"Gradual renewal and recovery": A Hackney Phalanx sermon for Rogation Sunday
From A Course of Sermons, for the Lord's Day throughout the Year, Volume I (1817) by Joseph Holden Pott - associated with the Hackney Phalanx - extracts from a sermon for Rogation Sunday, on the opening words of the Gospel of the day, "Whatsoever ye shall ask the Father in my name, he will give it you".
Pott offers a wonderful description of how prayer reflects the truth that grace does not destroy nature, for prayer is a means "of gradual renewal and recovery":
At all times the needs of men which have been remedied by the counsels of the Lord, and supplied with a rich abundance by the dispensations of his grace, must receive their succour in a way consistent with a state of gradual renewal and recovery; and to that state the exercise of prayer is more especially adapted. He who moves but by steps and stages, and has need of vigilance and caution at every step, and who must measure every stage with some sad reflection upon that which falls out by the way to remind him of his own infirmity, how shall he not take up the first advances of each successive portion of his course, and close also the journey of each day with prayer?

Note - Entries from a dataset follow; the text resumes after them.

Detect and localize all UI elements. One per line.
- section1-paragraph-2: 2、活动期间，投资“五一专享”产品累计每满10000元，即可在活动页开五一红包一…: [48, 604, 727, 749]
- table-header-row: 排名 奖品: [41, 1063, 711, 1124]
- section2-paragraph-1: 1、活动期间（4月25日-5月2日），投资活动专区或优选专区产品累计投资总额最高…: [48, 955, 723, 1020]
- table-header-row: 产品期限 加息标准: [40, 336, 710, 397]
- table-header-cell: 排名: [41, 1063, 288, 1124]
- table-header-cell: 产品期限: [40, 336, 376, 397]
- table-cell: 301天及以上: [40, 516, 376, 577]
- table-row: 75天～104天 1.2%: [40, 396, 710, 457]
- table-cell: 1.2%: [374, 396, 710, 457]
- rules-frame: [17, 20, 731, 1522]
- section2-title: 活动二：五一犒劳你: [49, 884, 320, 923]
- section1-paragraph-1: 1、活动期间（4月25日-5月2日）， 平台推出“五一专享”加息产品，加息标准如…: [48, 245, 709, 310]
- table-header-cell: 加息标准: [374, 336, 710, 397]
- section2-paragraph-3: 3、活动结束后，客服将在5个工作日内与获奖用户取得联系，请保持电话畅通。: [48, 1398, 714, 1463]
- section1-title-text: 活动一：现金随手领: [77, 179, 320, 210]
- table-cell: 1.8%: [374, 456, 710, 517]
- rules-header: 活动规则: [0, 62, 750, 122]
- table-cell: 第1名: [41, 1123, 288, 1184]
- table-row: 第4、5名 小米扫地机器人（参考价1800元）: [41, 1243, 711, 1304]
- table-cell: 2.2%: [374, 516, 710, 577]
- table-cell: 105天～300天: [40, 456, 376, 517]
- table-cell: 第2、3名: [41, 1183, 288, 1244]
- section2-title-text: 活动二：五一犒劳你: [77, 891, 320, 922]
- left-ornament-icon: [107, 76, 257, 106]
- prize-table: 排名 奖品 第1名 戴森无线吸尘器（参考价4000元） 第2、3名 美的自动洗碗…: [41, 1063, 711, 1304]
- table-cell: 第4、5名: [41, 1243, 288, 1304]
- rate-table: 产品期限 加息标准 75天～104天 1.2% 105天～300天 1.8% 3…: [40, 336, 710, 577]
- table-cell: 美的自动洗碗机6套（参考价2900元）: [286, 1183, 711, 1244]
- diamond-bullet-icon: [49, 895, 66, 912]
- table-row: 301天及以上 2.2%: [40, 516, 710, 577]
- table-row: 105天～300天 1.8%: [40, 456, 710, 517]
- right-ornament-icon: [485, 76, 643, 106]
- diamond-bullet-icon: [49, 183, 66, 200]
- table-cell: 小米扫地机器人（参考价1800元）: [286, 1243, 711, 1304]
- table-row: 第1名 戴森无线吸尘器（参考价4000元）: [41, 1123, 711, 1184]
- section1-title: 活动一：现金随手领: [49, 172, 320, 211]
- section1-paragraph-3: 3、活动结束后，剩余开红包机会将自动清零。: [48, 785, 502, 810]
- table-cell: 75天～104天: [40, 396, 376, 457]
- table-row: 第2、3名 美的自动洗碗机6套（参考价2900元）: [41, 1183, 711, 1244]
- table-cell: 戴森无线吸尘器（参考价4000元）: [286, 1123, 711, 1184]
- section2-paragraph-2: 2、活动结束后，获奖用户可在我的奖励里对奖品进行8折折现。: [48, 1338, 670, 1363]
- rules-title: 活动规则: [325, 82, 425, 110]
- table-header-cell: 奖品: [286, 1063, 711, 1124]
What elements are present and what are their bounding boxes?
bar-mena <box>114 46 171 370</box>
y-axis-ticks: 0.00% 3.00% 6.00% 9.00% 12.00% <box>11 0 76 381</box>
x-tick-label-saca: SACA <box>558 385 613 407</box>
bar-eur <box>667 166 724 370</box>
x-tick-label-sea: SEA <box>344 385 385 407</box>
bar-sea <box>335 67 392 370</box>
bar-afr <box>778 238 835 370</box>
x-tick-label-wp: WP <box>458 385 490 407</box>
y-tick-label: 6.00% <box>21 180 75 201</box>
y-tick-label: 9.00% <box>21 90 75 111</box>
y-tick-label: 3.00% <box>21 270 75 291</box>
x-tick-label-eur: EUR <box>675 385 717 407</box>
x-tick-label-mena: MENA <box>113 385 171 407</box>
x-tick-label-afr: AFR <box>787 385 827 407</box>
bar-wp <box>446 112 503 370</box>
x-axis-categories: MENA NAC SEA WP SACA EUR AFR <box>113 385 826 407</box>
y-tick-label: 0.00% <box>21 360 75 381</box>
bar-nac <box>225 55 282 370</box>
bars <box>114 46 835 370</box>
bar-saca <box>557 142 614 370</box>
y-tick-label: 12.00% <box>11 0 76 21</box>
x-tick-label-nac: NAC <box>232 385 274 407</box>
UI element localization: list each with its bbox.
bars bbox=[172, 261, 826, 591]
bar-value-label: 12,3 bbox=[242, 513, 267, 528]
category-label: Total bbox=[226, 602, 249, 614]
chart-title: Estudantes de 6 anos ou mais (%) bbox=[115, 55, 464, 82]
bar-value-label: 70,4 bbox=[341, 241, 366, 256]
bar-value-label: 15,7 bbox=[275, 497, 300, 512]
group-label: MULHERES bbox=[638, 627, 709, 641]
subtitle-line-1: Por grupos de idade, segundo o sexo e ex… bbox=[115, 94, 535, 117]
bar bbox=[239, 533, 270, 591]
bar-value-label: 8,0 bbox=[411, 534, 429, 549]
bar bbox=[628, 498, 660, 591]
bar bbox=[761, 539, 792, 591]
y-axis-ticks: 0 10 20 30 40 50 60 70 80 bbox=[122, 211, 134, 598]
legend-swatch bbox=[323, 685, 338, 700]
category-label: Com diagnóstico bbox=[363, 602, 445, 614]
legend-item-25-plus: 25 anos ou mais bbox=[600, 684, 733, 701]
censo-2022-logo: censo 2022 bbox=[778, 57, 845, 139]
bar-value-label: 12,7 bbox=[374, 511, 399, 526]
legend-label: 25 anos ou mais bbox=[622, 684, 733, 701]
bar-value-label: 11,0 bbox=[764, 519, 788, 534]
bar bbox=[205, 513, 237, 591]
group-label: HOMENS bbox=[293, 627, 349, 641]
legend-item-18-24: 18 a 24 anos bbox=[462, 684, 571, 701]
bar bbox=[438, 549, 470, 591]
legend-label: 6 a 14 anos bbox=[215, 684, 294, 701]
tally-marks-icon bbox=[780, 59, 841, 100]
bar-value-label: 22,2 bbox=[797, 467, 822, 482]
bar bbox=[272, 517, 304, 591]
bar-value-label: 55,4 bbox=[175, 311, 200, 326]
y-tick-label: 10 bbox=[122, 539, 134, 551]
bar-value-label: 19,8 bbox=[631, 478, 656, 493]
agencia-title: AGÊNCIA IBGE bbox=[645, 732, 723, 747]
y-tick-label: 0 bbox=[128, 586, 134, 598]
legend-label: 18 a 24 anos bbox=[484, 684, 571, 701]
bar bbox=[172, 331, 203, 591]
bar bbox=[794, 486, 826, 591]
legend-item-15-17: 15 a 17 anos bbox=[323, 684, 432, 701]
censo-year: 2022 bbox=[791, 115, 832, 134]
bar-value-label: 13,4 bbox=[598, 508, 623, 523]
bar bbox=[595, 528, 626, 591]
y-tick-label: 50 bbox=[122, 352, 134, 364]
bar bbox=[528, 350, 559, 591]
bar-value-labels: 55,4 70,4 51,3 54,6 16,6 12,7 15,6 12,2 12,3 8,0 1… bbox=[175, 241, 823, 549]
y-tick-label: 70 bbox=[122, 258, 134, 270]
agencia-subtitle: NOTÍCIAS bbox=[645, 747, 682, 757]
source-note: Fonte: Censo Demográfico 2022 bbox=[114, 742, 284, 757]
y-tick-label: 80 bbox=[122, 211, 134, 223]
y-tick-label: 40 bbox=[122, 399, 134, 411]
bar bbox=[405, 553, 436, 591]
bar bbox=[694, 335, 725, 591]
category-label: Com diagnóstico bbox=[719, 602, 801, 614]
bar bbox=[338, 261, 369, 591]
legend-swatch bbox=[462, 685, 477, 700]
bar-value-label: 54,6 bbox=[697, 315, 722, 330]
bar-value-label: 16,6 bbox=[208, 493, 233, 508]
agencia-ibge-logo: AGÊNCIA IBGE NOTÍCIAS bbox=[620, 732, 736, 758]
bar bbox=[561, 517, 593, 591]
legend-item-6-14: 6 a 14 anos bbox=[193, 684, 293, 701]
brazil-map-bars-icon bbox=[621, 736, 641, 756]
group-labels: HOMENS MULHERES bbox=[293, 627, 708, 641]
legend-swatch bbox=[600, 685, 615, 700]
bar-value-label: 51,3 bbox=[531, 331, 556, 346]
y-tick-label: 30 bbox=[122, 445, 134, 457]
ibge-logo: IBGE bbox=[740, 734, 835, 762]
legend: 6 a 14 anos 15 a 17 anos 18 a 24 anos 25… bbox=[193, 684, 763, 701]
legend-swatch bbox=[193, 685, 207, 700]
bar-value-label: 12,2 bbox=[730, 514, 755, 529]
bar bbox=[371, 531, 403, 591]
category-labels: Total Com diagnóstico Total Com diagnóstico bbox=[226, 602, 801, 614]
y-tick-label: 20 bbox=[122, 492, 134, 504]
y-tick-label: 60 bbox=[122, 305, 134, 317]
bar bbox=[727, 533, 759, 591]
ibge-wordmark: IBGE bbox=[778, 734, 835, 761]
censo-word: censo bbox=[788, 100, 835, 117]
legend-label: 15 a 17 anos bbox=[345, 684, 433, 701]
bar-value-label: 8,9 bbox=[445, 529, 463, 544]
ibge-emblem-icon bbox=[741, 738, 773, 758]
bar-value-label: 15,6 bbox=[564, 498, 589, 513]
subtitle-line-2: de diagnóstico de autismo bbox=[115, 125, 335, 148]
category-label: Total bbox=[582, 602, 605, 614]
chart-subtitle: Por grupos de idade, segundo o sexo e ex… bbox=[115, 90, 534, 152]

Prayer likewise demonstrates that, in the Christian life, all is grace:
Prayer is the comrade and associate of the Christian graces, for they also have one language; they join in one acknowledgment that their strength and their supplies are from above; and to that source from which the light breaks, the eye turns naturally, and the heart is lifted. In looking thus upon the progressive course, which is that which human life presents to us, and that also to which the Christian life is evermore adapted, we must find again that the use of prayer is applicable to all times, and is requisite and per at all seasons. How needful is it that the first state of the Christian growth should be fenced and protected by these guards.
Finally, in true Old High fashion, Pott counsels how the ordinary practice and discipline of prayer contrasts with an Enthusiast's "scrupulous and narrow misconceits, or wild and fanciful exaggerations":
But above all, prayer is that exercise of the mind and spirit which will render every profitable Occupation or pursuit both safe and prosperous. It is this which strengthens every faculty whilst it seeks strength from above. It is this which refines and regulates the faulty tendencies of passion, in a weak disordered nature. It is this which fixes the attentions and desires on noble objects. It is this which furnishes the Christian either for the day of travel or the season of encounter. By such means will the truth of that word of our Lord be understood, who declared that he came not to lay an heavy yoke of base and trifling superstition on the necks of men, but to endow them with a generous and manly freedom, which can weigh things according to their real worth, and pursue the good, and shun the evil, without scrupulous and narrow misconceits, or wild and fanciful exaggerations.